これらの言動が見られたら、「メンタル不調を疑う必要があるかもしれない」という事例をいくつか挙げます。
「パフォーマンスの低下」
・仕事のミスが増えた、または、仕事が遅くなった(同じミスを繰り返す、締め切りにルーズになったなど)
・遅刻・欠勤が増えた
・勤務時間中の居眠りが目立つ
「見た目や言動の変化」
・外見の変化(清潔感、服装や表情など)
・言動の変化(ぼんやりしていることが多い、急に攻撃的になるなど)
メンタル不調が疑われる従業員に対して、会社が採るべきスタンスは、疾病性ではなく事例性にフォーカスすることです。

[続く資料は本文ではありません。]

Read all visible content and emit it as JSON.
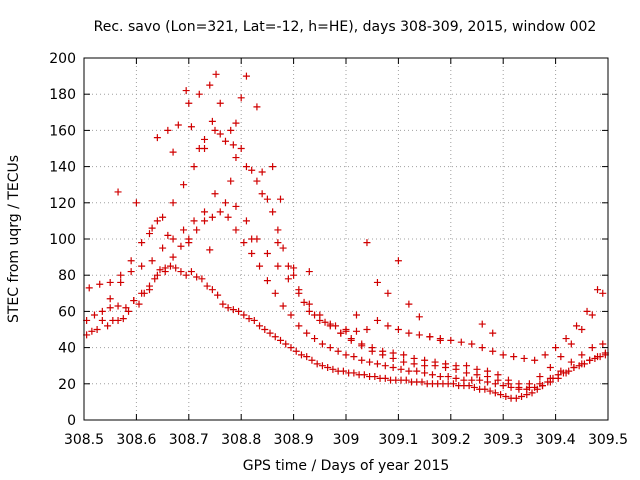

疾病性とは、病状など専門家が判断する分野です。対して、事例性は先に挙げた、「パフォーマンスの低下」や「見た目や言動の変化」という、職場内で問題となっている事象のことです。専門家でない者が、疾病性を焦点として介入を試みると、相手からの反発を買うなどして、今後の適切な支援の機会を失う可能性もあります。あくまでも、職場においての事例性の有無を確認し、本人の自覚(問題意識)を芽生えさせるアプローチが必要になります。
具体的には、変化に気付いたら早めに声をかけることが重要であるとされます。繰り返しになりますが、我々は医療の専門家ではありません。症状などを詳しく聞く必要はなく、まずは、仕事に支障が出ている事実や体調について確認します。それに対する従業員の反応を、否定せず受け止める姿勢で聞きます。必要ありと判断する場合には、話を聞いた結果を産業医などの専門家につなぐようにします。